I’ve got great parents – I mean it. They taught me a lot. But one thing they didn’t teach me was how to live within my means. Growing up, debt was a regular part of our lives. This wasn’t the normal sort of debt – debt to get by. This was luxury debt. I was never short on food, clothes, or toys. Sometimes we didn’t have power, car insurance, or something else, but it never lasted long. We always had cable, a computer, and cars. Our family, with our house and two cars, was living the American dream – debt and all.
In college, a friend shared Dave Ramsey’s teachings with me, and it became the catalyst for some major life decisions for me. Over the next couple of years, I worked hard to pay off my credit cards and car loan. At the time of graduation, I was debt-free. And I’ve been debt free ever since.
It feels great to be free from all debts – to owe no-one anything. Of course, I didn’t do it all on my own; I’ve only been able to reach financial independence through the generosity, love, and support of others. A stranger (to me) actually paid my entire way through Azusa Pacific University because he felt God told him to. Wow. So I mean it when I say I couldn’t have done this on my own.
But as much as we now live within our means financially, we (I) still struggle to live within our means in other ways. When it comes to work, for example, I often over-extend myself.

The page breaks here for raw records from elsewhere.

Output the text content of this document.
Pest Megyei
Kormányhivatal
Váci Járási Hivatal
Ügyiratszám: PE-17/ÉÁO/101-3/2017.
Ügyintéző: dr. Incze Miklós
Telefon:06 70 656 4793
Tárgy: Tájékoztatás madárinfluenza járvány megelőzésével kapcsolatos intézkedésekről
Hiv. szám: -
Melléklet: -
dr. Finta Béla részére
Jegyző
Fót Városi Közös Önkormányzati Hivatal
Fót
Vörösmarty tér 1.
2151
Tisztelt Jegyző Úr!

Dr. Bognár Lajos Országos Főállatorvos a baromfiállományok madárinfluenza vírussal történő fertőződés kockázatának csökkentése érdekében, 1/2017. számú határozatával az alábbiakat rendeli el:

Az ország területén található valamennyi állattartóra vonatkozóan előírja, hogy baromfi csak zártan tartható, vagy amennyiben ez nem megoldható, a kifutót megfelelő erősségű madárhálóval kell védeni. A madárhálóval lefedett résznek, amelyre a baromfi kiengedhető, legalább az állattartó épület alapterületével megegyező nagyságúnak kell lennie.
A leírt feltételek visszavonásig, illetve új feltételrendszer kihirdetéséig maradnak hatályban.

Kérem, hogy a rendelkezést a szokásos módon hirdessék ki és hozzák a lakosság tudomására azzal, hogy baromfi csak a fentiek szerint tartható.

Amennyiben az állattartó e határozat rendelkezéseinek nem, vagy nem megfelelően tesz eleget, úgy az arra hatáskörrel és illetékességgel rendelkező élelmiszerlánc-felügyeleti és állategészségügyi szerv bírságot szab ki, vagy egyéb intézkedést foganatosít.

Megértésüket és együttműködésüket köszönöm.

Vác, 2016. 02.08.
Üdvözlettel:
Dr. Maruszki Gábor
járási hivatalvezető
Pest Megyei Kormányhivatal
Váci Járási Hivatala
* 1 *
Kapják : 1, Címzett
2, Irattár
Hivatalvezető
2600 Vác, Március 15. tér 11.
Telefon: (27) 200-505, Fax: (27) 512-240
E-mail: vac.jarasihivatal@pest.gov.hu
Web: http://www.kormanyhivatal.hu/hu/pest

I over-commit, over-work, and over-think. I realize that some people are really good at leverage – at borrowing now to exponentially increase output later. But whether it’s money or time, I’ve found I’m not particularly good at borrowing. If I take a little time from my family today to get some work done, I simply do not pay it back later. I’ll just keep working.
So if I suck at borrowing time, why do I keep doing it?
This is a huge realization for me, just like it was when I read Dave’s Total Money Makeover. It doesn’t matter that I could be more successful if I leveraged; the reality is I won’t be – at least not now. It makes no sense to keep taking out loans when you’re deep in debt. And I’m deep in debt when it comes to time.
One of the first steps in Financial Peace University is establishing an emergency fund. The idea is that, before you start paying of debts, you need to create some padding. The program uses (rather successfully, in my opinion) the snowball effect to build momentum and make progress. So I’ve been thinking about what an “emergency fund” of time might look like. How do I create some padding while I get things in order?
On this past vacation, I made a point to stay at home for a week after traveling. While it wasn’t necessarily restful, it was incredibly productive and made me feel much better. I had a lot of to-do items around the apartment, and a whole lot of personal emails to sift through (I went through 12,000 emails, in fact – mostly spam/marketing emails). If I took one week every quarter to do the same, I’d feel a lot better about the little things I have to let slip during my busy school/work seasons.
But once a quarter, as helpful as it is, isn’t enough. I need more margin than that. I need margin – monthly, weekly, and daily. I wrote a little bit about this before in my post, Two Weeks Isn’t Enough, but there I was speaking mostly of rest. Here, I’m speaking about margin for work – time which can be sacrificed if absolutely necessary. Just as an emergency fund provides money when a crisis hits (the A/C breaks, the car won’t start, or a sudden health problem arises), so I need some emergency time every week when interruptions come (a meeting goes long, a friend needs a visit in the hospital, or a last minute project pops up).
Of course, you can’t plan for everything. And unfortunately there is no time insurance to bail you out on the really big things. But that’s where I want to build a substantial emergency fund of time – to become self-insured – at least for what’s reasonable.
So how much margin do I need each day? Each week? Each month? I’m not totally sure, but here’s what I’m thinking right now:
- 2 weeks/quarter
- 4 days/month
- 1 day/week
- 1 hour/day
Again, I’m not talking about vacations or Sabbaths; I’m talking about marginal work time. I’m talking about intentionally assigning work hours toward unknown purposes – scheduling in the emergency space.
So I’m gonna try this for the next few months and see how it works. In the end, it will have been worthwhile if I can look back and say that my work never intruded upon my non-work time (devotions, personal writing, school, family, Sabbath, and sleep).